Violentes émeutes à Nanterre en France, des journalistes menacés
«Ils reculent! On y va les gars, on avance, à mort les keufs!»: jusqu’à tard dans la nuit de mercredi à jeudi, des centaines d’émeutiers ont de nouveau affronté les forces de l’ordre à l’ouest de Paris, là où Nahel, 17 ans, a été tué par un policier après un refus d’obtempérer.
Avant le coucher du soleil, la situation était calme sur Nanterre. Dans cette ville du département des Hauts-de-Seine où Nahel a été tué par balle mardi, hommes et femmes de tous âges circulaient tranquillement en tenue d’apparat pour la fête musulmane de l’Aïd-el-Kébir.
Avant d’être remplacés à la tombée de la nuit par des jeunes vêtus de noir, le visage caché sous une cagoule ou une écharpe. C’est dans le quartier du Vieux-Pont, dans l’ouest de la ville, que les premières échauffourées ont éclaté, au moins deux voitures étant incendiées avant un rapide retour au calme.
Mais le cœur des émeutes se trouvait dans le quartier Pablo-Picasso (est), un ensemble de ruelles sinueuses s’entrelaçant autour des célèbres «tours Nuage», immeubles des années 1970 mêlants arrondis et lignes droites conçues par l’architecte français Emile Aillaud.
Poubelles et mobilier urbain brûlent sur la chaussée. Une épaisse fumée noire s’élève. Des groupes de jeunes bien organisés surveillent les entrées du secteur, sillonnées par des scooters aux plaques d’immatriculation camouflées, à la recherche des forces de l’ordre.
À l’intérieur du quartier, où flotte une âcre odeur de brûlé, plusieurs centaines de jeunes émeutiers affrontent la police à coups de pétards et de feux d’artifice.
Les forces de l’ordre restent prudemment à distance, répondant essentiellement par des grenades lacrymogènes et quelques charges qui suffisent pour que s’égaillent brièvement les émeutiers.
C’est avenue Pablo-Picasso, l’artère qui traverse le quartier, que les affrontements sont les plus intenses. Quadrillée par les forces de l’ordre, la rue laisse voir sept voitures carbonisées finissant de flamber.

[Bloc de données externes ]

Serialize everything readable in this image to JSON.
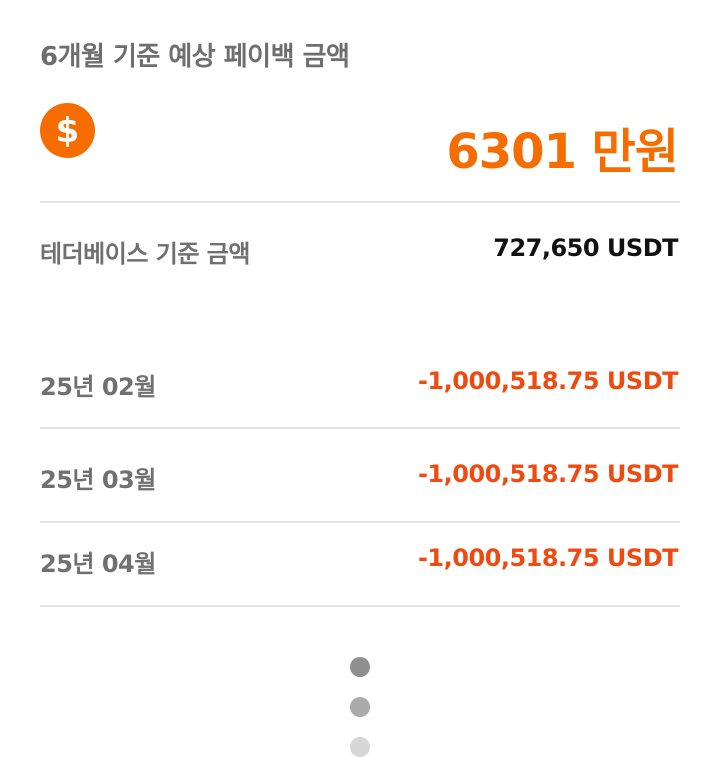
{
  "header": {
    "title": "6개월 기준 예상 페이백 금액",
    "icon": "dollar-icon",
    "icon_glyph": "$",
    "amount": "6301 만원"
  },
  "base": {
    "label": "테더베이스 기준 금액",
    "value": "727,650 USDT"
  },
  "rows": [
    {
      "label": "25년 02월",
      "value": "-1,000,518.75 USDT"
    },
    {
      "label": "25년 03월",
      "value": "-1,000,518.75 USDT"
    },
    {
      "label": "25년 04월",
      "value": "-1,000,518.75 USDT"
    }
  ],
  "pager": {
    "dots": 3,
    "active_index": 0
  },
  "colors": {
    "accent": "#f56c00",
    "negative": "#ee4b12",
    "label": "#707070",
    "divider": "#e3e3e3",
    "dot_active": "#8f8f8f",
    "dot_mid": "#ababab",
    "dot_inactive": "#d6d6d6"
  }
}
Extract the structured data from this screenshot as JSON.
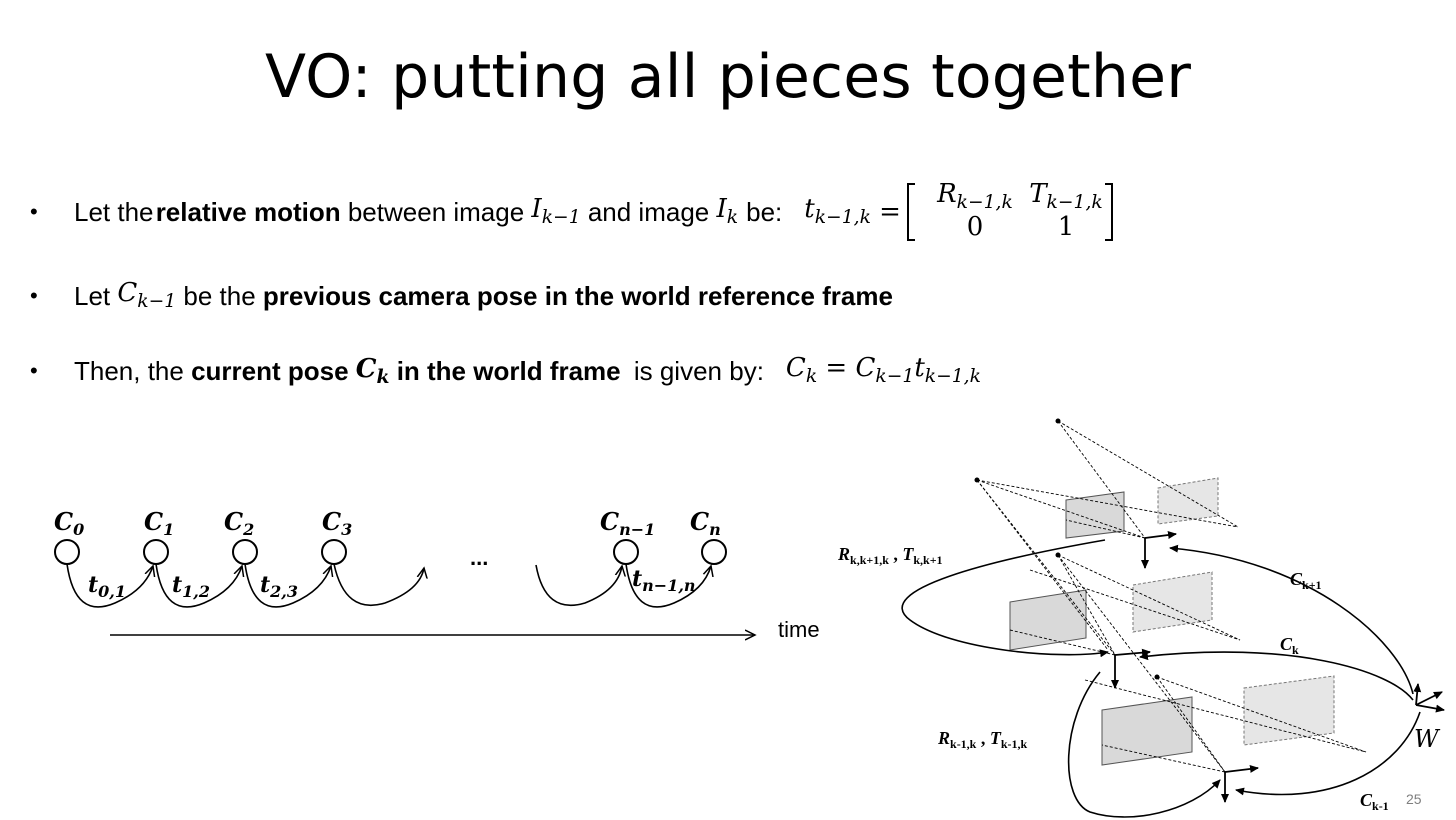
{
  "slide": {
    "title": "VO: putting all pieces together",
    "page_number": "25"
  },
  "bullets": {
    "b1": {
      "prefix": "Let the ",
      "bold": "relative motion",
      "mid": " between image ",
      "img1": "I",
      "img1_sub": "k−1",
      "and": " and image ",
      "img2": "I",
      "img2_sub": "k",
      "suffix": " be:",
      "eq_lhs": "t",
      "eq_lhs_sub": "k−1,k",
      "eq": " =",
      "m11": "R",
      "m11_sub": "k−1,k",
      "m12": "T",
      "m12_sub": "k−1,k",
      "m21": "0",
      "m22": "1"
    },
    "b2": {
      "prefix": "Let ",
      "var": "C",
      "var_sub": "k−1",
      "mid": " be the ",
      "bold": "previous camera pose in the world reference frame"
    },
    "b3": {
      "prefix": "Then, the ",
      "bold1": "current pose ",
      "bold_var": "C",
      "bold_var_sub": "k",
      "bold2": " in the world frame",
      "suffix": " is given by:",
      "eq_lhs": "C",
      "eq_lhs_sub": "k",
      "eq": " = ",
      "rhs1": "C",
      "rhs1_sub": "k−1",
      "rhs2": "t",
      "rhs2_sub": "k−1,k"
    }
  },
  "timeline": {
    "nodes": [
      {
        "label": "C",
        "sub": "0"
      },
      {
        "label": "C",
        "sub": "1"
      },
      {
        "label": "C",
        "sub": "2"
      },
      {
        "label": "C",
        "sub": "3"
      },
      {
        "label": "C",
        "sub": "n−1"
      },
      {
        "label": "C",
        "sub": "n"
      }
    ],
    "edges": [
      {
        "label": "t",
        "sub": "0,1"
      },
      {
        "label": "t",
        "sub": "1,2"
      },
      {
        "label": "t",
        "sub": "2,3"
      },
      {
        "label": "t",
        "sub": "n−1,n"
      }
    ],
    "ellipsis": "...",
    "axis_label": "time"
  },
  "diagram": {
    "labels": {
      "upper_rel": "R",
      "upper_rel_sub": "k,k+1,k",
      "upper_sep": " , ",
      "upper_T": "T",
      "upper_T_sub": "k,k+1",
      "lower_rel": "R",
      "lower_rel_sub": "k-1,k",
      "lower_sep": " , ",
      "lower_T": "T",
      "lower_T_sub": "k-1,k",
      "c_next": "C",
      "c_next_sub": "k+1",
      "c_curr": "C",
      "c_curr_sub": "k",
      "c_prev": "C",
      "c_prev_sub": "k-1",
      "world": "W"
    }
  }
}
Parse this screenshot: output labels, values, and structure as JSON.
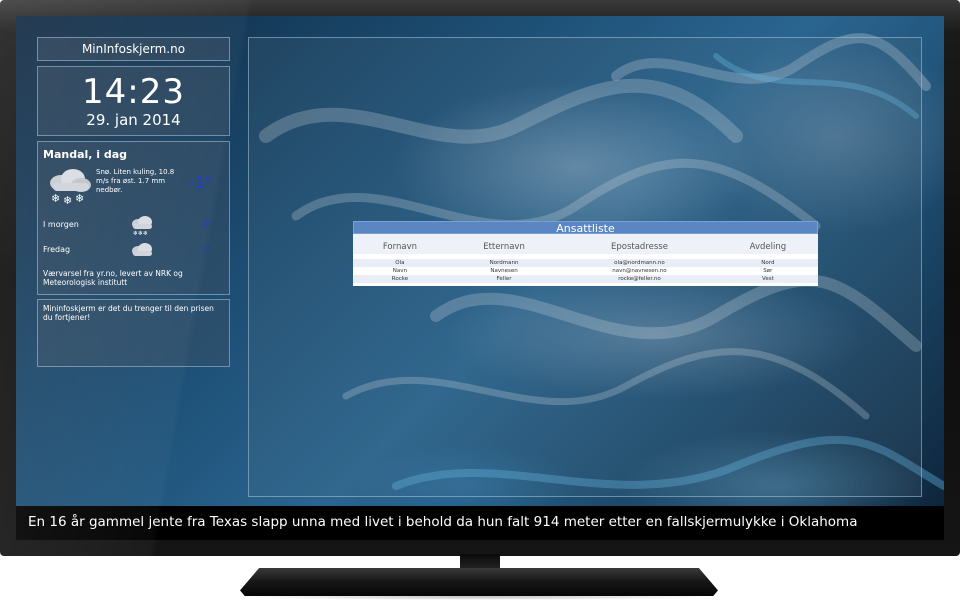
{
  "brand": {
    "title": "MinInfoskjerm.no"
  },
  "clock": {
    "time": "14:23",
    "date": "29. jan 2014"
  },
  "weather": {
    "title": "Mandal, i dag",
    "today": {
      "description": "Snø. Liten kuling, 10.8 m/s fra øst. 1.7 mm nedbør.",
      "temperature": "-1°",
      "icon": "snow-cloud-icon"
    },
    "forecast": [
      {
        "day": "I morgen",
        "temperature": "-2°",
        "icon": "snow-cloud-icon"
      },
      {
        "day": "Fredag",
        "temperature": "-1°",
        "icon": "cloud-icon"
      }
    ],
    "credit": "Værvarsel fra yr.no, levert av NRK og Meteorologisk institutt",
    "temperature_color": "#1a35d8"
  },
  "promo": {
    "text": "Mininfoskjerm er det du trenger til den prisen du fortjener!"
  },
  "staff_list": {
    "title": "Ansattliste",
    "headers": [
      "Fornavn",
      "Etternavn",
      "Epostadresse",
      "Avdeling"
    ],
    "rows": [
      [
        "Ola",
        "Nordmann",
        "ola@nordmann.no",
        "Nord"
      ],
      [
        "Navn",
        "Navnesen",
        "navn@navnesen.no",
        "Sør"
      ],
      [
        "Rocke",
        "Feller",
        "rocke@feller.no",
        "Vest"
      ]
    ],
    "header_color": "#5a86c4"
  },
  "ticker": {
    "text": "En 16 år gammel jente fra Texas slapp unna med livet i behold da hun falt 914 meter etter en fallskjermulykke i Oklahoma"
  }
}
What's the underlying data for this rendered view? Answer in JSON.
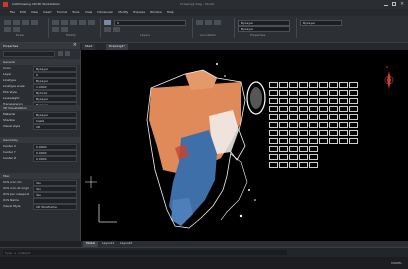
{
  "window": {
    "title": "CADDrawing 2D/3D Workstation",
    "title_right": "Drawing1.dwg - Studio"
  },
  "menu": {
    "items": [
      "File",
      "Edit",
      "View",
      "Insert",
      "Format",
      "Tools",
      "Draw",
      "Dimension",
      "Modify",
      "Express",
      "Window",
      "Help"
    ]
  },
  "ribbon": {
    "layer_value": "0",
    "color_value": "ByLayer",
    "linetype_value": "ByLayer",
    "lineweight_value": "ByLayer",
    "groups": [
      "Draw",
      "Modify",
      "Layers",
      "Annotation",
      "Properties"
    ]
  },
  "doc_tabs": [
    "Start",
    "Drawing1*"
  ],
  "sidebar": {
    "title": "Properties",
    "section_general": "General",
    "section_3d": "3D Visualization",
    "section_geometry": "Geometry",
    "section_misc": "Misc",
    "general_rows": [
      {
        "label": "Color",
        "value": "ByLayer"
      },
      {
        "label": "Layer",
        "value": "0"
      },
      {
        "label": "Linetype",
        "value": "ByLayer"
      },
      {
        "label": "Linetype scale",
        "value": "1.0000"
      },
      {
        "label": "Plot style",
        "value": "ByColor"
      },
      {
        "label": "Lineweight",
        "value": "ByLayer"
      },
      {
        "label": "Transparency",
        "value": "ByLayer"
      }
    ],
    "viz_rows": [
      {
        "label": "Material",
        "value": "ByLayer"
      },
      {
        "label": "Shadow",
        "value": "Casts"
      },
      {
        "label": "Visual style",
        "value": "2D"
      }
    ],
    "geo_rows": [
      {
        "label": "Center X",
        "value": "0.0000"
      },
      {
        "label": "Center Y",
        "value": "0.0000"
      },
      {
        "label": "Center Z",
        "value": "0.0000"
      }
    ],
    "misc_rows": [
      {
        "label": "UCS icon On",
        "value": "Yes"
      },
      {
        "label": "UCS icon at origin",
        "value": "Yes"
      },
      {
        "label": "UCS per viewport",
        "value": "Yes"
      },
      {
        "label": "UCS Name",
        "value": ""
      },
      {
        "label": "Visual Style",
        "value": "2D Wireframe"
      }
    ]
  },
  "layout_tabs": [
    "Model",
    "Layout1",
    "Layout2"
  ],
  "command": {
    "placeholder": "Type a command"
  },
  "status": {
    "coords": "",
    "model_label": "MODEL"
  },
  "compass": {
    "north_label": "N"
  },
  "colors": {
    "map_orange": "#e08a5a",
    "map_blue": "#3f6fa8",
    "map_white": "#f2f2f2",
    "map_red": "#c8432f",
    "canvas_bg": "#000000"
  }
}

Autour de chaque scène d’émeute, le même tableau: des riverains venus pour filmer avec leur téléphone portable et commenter la scène en direct, sans y participer ni la condamner.
Les photographes et vidéojournalistes ne sont pas les bienvenus et des jeunes ont demandé avec insistance à des journalistes de l’AFP ayant une caméra de quitter le quartier.
Dans la commune avoisinante de Puteaux, au pied du quartier d’affaires de la Défense, un groupe d’une douzaine de jeunes, profitant de la pagaille, a aussi violemment attaqué et frappé au visage un homme qui passait avec sa femme, le laissant en sang.
Sur un mur, un immense tag annonce «27.06.2023 Début de la guerre !!! Un bon flic est un flic mort» puis «Justice pour Nahel», tandis que le jeu du chat et de la souris continue.
Selon une source policière, le quartier Pablo-Picasso était celui où se concentraient les émeutes à Nanterre.
Mais des heurts ont éclaté dans toute la région parisienne, laissant entrevoir depuis l’autoroute qui entoure la capitale des nuages d’épaisses fumées noires, des explosions de feu d’artifice dominant des barres d’immeubles et d’innombrables camions de pompiers et véhicules de forces de l’ordre fonçant toutes sirènes hurlantes.